Section 27 of the Customs Act provides for claims for refund of duty. The section has been substituted by a new section by Central Act 40 of 1991 (with effect from September 20, 1991). The amended Section 27 severely curtails the right to refund but for the purpose of this appeal, it is not necessary to refer to that aspect. Suffice it to say that sub-sections (1) and (2) of Section 27 (both before and after amendment) provide for filing an application for amendment within a period of six months of the payment of duty except in a case where it has been paid under protest. What is relevant herein is sub-section (4) of unamended Section 27 and sub-section (3) of amended Section

27. It would be sufficient if we set out the said sub- sections. Sub-section (4) of unamended Section 27 read as follows:

"27(4) Save as provided in section 26, no claim for refund of any duty shall be entertained except in accordance with the provisions of this section." Sub-section (3) of amended Section 27 reads thus:

"27(3) Notwithstanding anything to the contrary contained in any judgment, decree, order or direction of the Appellate Tribunal or any Court or in any other provision of this Act or the regulation made thereunder or any other law for the time being in force, no refund shall be made except as provided in sub-section (2)".

According to these sub-sections, a claim for refund or an order of refund can be made only in accordance with the provisions of Section 27 which inter alia includes the period of limitation mentioned therein. Mr.Hidayatullah submitted that the period of limitation prescribed by Section 27 does not apply either to a suit filed by the importer or to a writ petition filed by him and that in such cases the period of limitation would be three years. Learned counsel refers to certain decisions of this Court to that effect. We shall assume for the purposes of this appeal that it is so, notwithstanding the fact that the said question is now pending before a larger Constitution on Bench of nine Judges along with the issue relating to unjust enrichment.

Yet the question is whether it is permissible for the High Court to direct the Authorities under the Act to act contrary to the aforesaid statutory provision.

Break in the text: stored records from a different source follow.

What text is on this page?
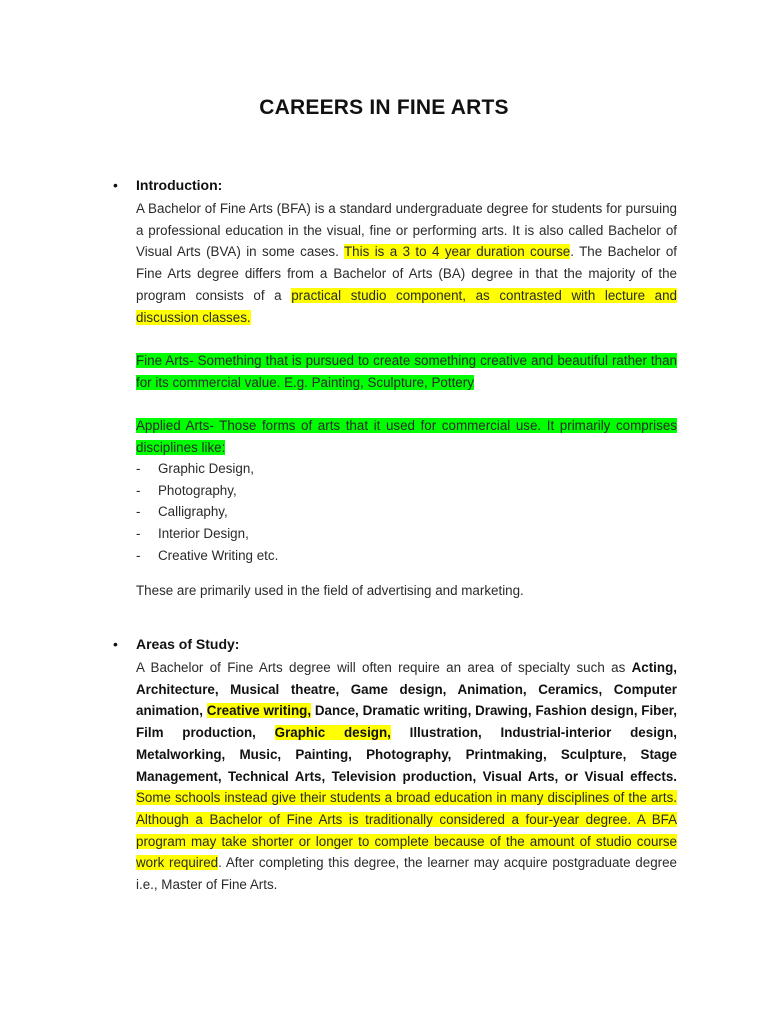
CAREERS IN FINE ARTS
• Introduction:
A Bachelor of Fine Arts (BFA) is a standard undergraduate degree for students for pursuing a professional education in the visual, fine or performing arts. It is also called Bachelor of Visual Arts (BVA) in some cases. This is a 3 to 4 year duration course. The Bachelor of Fine Arts degree differs from a Bachelor of Arts (BA) degree in that the majority of the program consists of a practical studio component, as contrasted with lecture and discussion classes.
Fine Arts- Something that is pursued to create something creative and beautiful rather than for its commercial value. E.g. Painting, Sculpture, Pottery
Applied Arts- Those forms of arts that it used for commercial use. It primarily comprises disciplines like:
- Graphic Design,
- Photography,
- Calligraphy,
- Interior Design,
- Creative Writing etc.
These are primarily used in the field of advertising and marketing.
• Areas of Study:
A Bachelor of Fine Arts degree will often require an area of specialty such as Acting, Architecture, Musical theatre, Game design, Animation, Ceramics, Computer animation, Creative writing, Dance, Dramatic writing, Drawing, Fashion design, Fiber, Film production, Graphic design, Illustration, Industrial-interior design, Metalworking, Music, Painting, Photography, Printmaking, Sculpture, Stage Management, Technical Arts, Television production, Visual Arts, or Visual effects. Some schools instead give their students a broad education in many disciplines of the arts. Although a Bachelor of Fine Arts is traditionally considered a four-year degree. A BFA program may take shorter or longer to complete because of the amount of studio course work required. After completing this degree, the learner may acquire postgraduate degree i.e., Master of Fine Arts.
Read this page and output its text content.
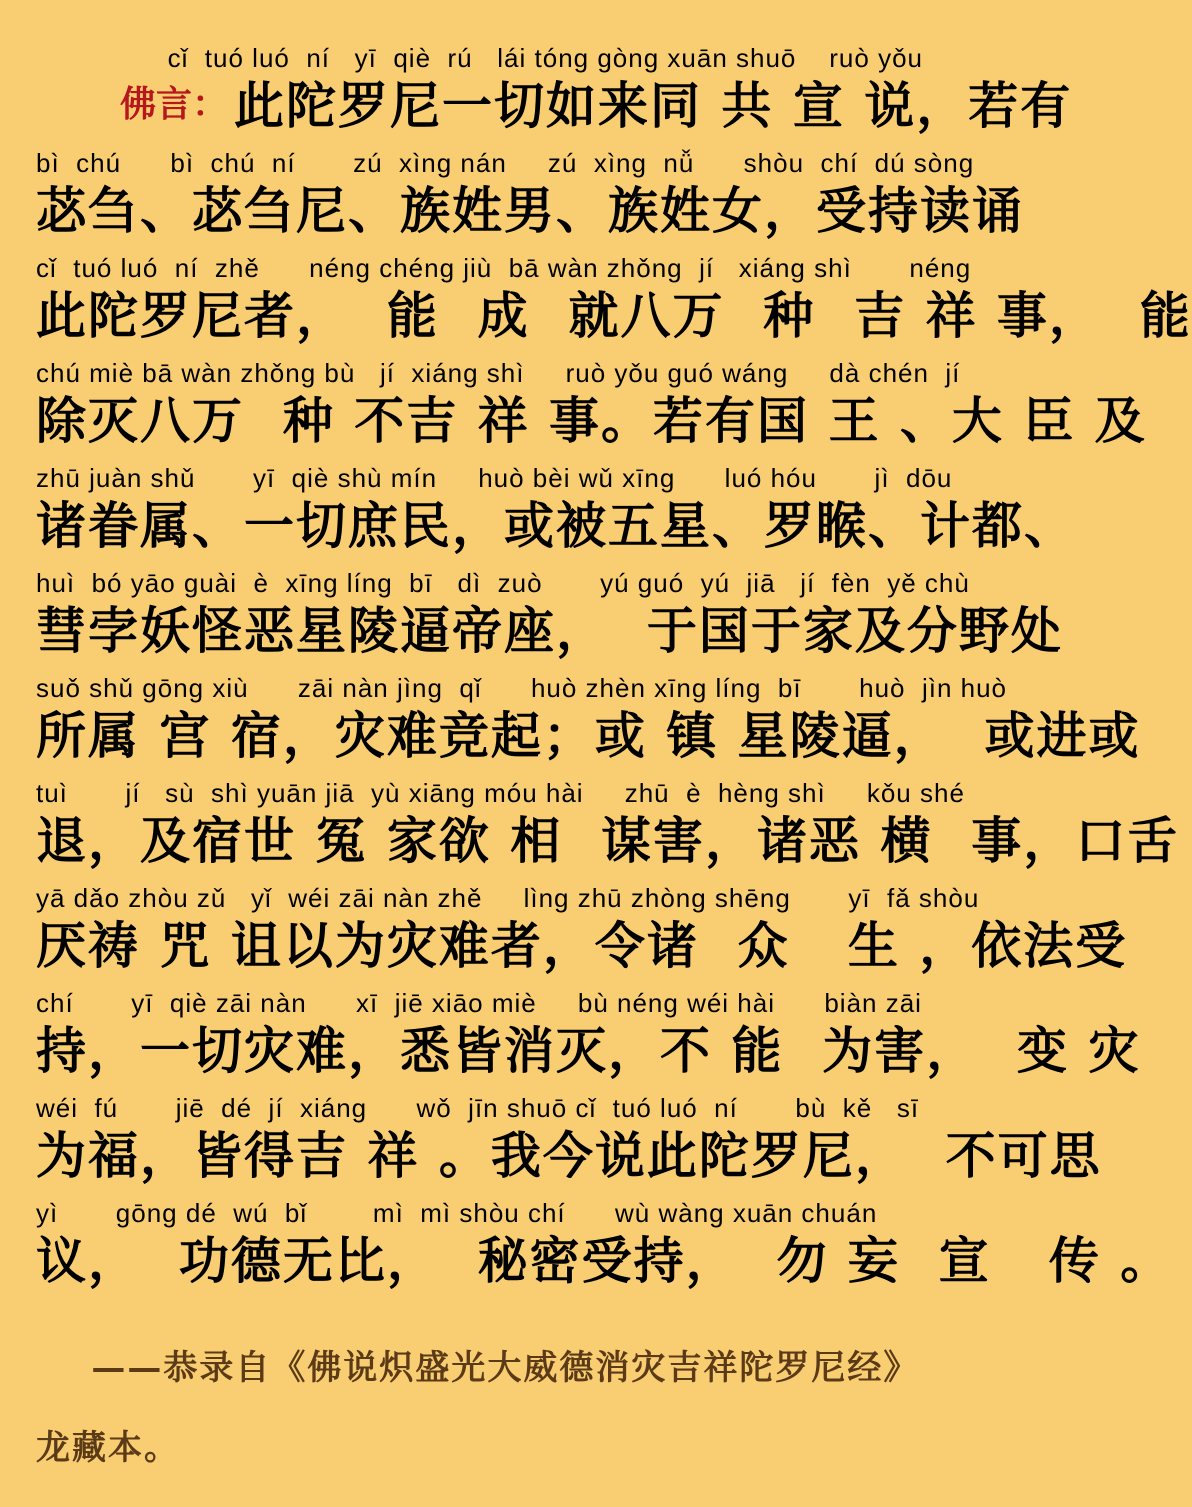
cǐ  tuó luó  ní   yī  qiè  rú   lái tóng gòng xuān shuō    ruò yǒu
此陀罗尼一切如来同 共 宣 说，若有
bì  chú      bì  chú  ní       zú  xìng nán     zú  xìng  nǚ      shòu  chí  dú sòng
苾刍、苾刍尼、族姓男、族姓女，受持读诵
cǐ  tuó luó  ní  zhě      néng chéng jiù  bā wàn zhǒng  jí   xiáng shì       néng
此陀罗尼者，  能  成  就八万  种  吉 祥 事，  能
chú miè bā wàn zhǒng bù   jí  xiáng shì     ruò yǒu guó wáng     dà chén  jí
除灭八万  种 不吉 祥 事。若有国 王 、大 臣 及
zhū juàn shǔ       yī  qiè shù mín     huò bèi wǔ xīng      luó hóu       jì  dōu
诸眷属、一切庶民，或被五星、罗睺、计都、
huì  bó yāo guài  è  xīng líng  bī   dì  zuò       yú guó  yú  jiā   jí  fèn  yě chù
彗孛妖怪恶星陵逼帝座，  于国于家及分野处
suǒ shǔ gōng xiù      zāi nàn jìng  qǐ      huò zhèn xīng líng  bī       huò  jìn huò
所属 宫 宿，灾难竞起；或 镇 星陵逼，  或进或
tuì       jí   sù  shì yuān jiā  yù xiāng móu hài     zhū  è  hèng shì     kǒu shé
退，及宿世 冤 家欲 相  谋害，诸恶 横  事，口舌
yā dǎo zhòu zǔ   yǐ  wéi zāi nàn zhě     lìng zhū zhòng shēng       yī  fǎ shòu
厌祷 咒 诅以为灾难者，令诸  众   生 ，依法受
chí       yī  qiè zāi nàn      xī  jiē xiāo miè     bù néng wéi hài      biàn zāi
持，一切灾难，悉皆消灭，不 能  为害，  变 灾
wéi  fú       jiē  dé  jí  xiáng      wǒ  jīn shuō cǐ  tuó luó  ní       bù  kě   sī
为福，皆得吉 祥 。我今说此陀罗尼，  不可思
yì       gōng dé  wú  bǐ        mì  mì shòu chí      wù wàng xuān chuán
议，  功德无比，  秘密受持，  勿 妄  宣   传 。
——恭录自《佛说炽盛光大威德消灾吉祥陀罗尼经》
龙藏本。
佛言：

We do not think it is, even while acting under Article 226 of the Constitution. The power conferred by Article 226/227 is designed to effectuate the law, to enforce the Rule of law and to ensure that the several authorities and organs of the State act in accordance with law. It cannot be invoked for directing the authorities to act contrary to law. In particular, the Customs authorities who are the creatures of the Customs Act, cannot be directed to ignore or act contrary to Section 27, whether before or after amendment.

May be the High Court or a Civil Court is not bound by the said provisions but the authorities under the Act are. Nor can there be any question of the High Court clothing the authorities with its power under Article 226 or the power of a civil court. No such delegation or conferment can ever be conceived. We are, therefore, of the opinion that the direction contained in clause (3) of the impugned order is unsustainable in law. When we expressed this view during the hearing Mr.Hidayatullah requested that in such a case the matter be remitted to the High Court and the High Court be left free to dispose of the writ petition according to law.

The appeal is accordingly allowed, the order under appeal is set aside in its entirety and the matter is remitted to the High Court for disposal in accordance with law. We reiterate that we express no opinion upon the maintainability or the merits of the writ petition. That is for the High Court to consider.

There shall be no order as to costs.